What You Never Learn: When to Stop
Ultimately, what serial entrepreneurs share is a mindset: They're
willing to just try. "Starting a company is a very imaginative,
innovative, energy-driven, fun process," says Dick Kouri,
entrepreneur-in-residence at the University of North Carolina's
business school and a 12-time company founder. Serial entrepreneurs
"can't wait to do it again," he says, and the process quickly becomes
addictive -- almost a compulsion.
Kent Sutherland, for example, sees business opportunities all
around him. His ministorage business grew out of hours spent staring at
a narrow 82- by 1,000-foot lot across the highway from his office,
contemplating what that land might be used for. And Sutherland is
evaluating several new businesses right now. "I'm 48 years old," he
says, "and I'll be working till I die, constantly looking for different
means of growing my business or starting another."

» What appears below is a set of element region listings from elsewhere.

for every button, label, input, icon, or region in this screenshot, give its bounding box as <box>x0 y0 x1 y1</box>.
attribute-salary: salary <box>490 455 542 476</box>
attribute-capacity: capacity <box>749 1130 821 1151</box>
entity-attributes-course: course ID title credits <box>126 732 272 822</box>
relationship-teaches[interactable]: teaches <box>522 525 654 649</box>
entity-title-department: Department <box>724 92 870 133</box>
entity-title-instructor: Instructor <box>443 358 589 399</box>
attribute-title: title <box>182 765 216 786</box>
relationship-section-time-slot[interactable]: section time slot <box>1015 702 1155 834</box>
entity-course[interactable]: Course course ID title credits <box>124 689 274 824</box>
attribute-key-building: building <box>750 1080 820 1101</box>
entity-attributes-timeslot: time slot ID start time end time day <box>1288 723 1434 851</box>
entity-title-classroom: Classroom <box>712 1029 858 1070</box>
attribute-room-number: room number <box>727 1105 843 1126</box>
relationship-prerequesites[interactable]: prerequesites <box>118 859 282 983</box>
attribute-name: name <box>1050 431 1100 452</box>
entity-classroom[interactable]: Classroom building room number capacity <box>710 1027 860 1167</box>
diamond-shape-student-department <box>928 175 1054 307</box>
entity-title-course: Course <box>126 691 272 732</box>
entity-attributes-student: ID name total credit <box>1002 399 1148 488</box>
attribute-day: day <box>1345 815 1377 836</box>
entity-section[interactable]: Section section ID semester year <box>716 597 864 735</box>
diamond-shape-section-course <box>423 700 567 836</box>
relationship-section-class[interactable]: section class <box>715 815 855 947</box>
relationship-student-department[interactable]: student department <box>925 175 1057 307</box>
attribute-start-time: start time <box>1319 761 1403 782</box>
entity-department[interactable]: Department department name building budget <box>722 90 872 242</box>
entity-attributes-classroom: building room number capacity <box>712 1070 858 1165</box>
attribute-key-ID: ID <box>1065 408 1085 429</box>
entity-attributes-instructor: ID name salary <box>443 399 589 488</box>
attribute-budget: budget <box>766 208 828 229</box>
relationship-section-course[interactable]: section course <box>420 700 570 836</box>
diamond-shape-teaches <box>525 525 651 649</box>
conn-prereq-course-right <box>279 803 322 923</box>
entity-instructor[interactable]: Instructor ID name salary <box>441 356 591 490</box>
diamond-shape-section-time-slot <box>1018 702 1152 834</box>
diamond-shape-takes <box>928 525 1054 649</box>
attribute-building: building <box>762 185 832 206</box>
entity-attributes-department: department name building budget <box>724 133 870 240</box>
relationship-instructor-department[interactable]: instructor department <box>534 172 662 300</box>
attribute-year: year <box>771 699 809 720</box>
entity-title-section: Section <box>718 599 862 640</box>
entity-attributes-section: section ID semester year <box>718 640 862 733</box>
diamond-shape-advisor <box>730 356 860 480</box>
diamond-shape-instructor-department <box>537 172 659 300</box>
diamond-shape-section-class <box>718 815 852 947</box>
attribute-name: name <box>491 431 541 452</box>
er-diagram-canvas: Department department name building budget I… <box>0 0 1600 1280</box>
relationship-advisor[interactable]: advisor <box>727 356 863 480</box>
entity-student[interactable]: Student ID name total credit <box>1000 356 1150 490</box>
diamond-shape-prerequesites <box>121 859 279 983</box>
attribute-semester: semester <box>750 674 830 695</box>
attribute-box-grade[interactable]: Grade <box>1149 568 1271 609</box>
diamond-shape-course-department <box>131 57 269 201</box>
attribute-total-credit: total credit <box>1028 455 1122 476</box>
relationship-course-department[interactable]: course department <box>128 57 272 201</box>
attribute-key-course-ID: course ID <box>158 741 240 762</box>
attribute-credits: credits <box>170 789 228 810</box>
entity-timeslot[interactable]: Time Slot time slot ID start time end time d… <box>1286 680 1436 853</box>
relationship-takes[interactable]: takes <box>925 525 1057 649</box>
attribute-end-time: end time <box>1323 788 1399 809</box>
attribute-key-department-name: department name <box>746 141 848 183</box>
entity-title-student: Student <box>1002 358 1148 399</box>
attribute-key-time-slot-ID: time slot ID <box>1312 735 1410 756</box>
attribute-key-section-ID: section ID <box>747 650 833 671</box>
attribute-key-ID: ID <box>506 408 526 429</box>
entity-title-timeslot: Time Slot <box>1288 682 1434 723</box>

Other serial entrepreneurs, perhaps less self-aware, claim they've
finally had enough. Ron Berger, for example, swears that Figaro's is
his last venture. Well, except that bakeries are interesting, and he
could do a lot with ice cream. And Frank Giotto insists that three
companies are all he wants. On the other hand, he did start a
restaurant last year (it folded); and he also recently took a 25% stake
in a Chinese cable manufacturer. But other than that, no more, he says
firmly. "I don't see myself really..." and he pauses, maybe thinking of
a real estate venture or an electronics company or a snazzier foosball
parlor, and the rush that comes with creating those. "Well -- ahhh --
who knows," he laughs. "If you threw in your fishing line and caught a
fish every time, you wouldn't go fishing. Because there wouldn't be a
challenge." In the adrenaline-fueled world of building companies,
fortunately, another challenge is always sure to present itself.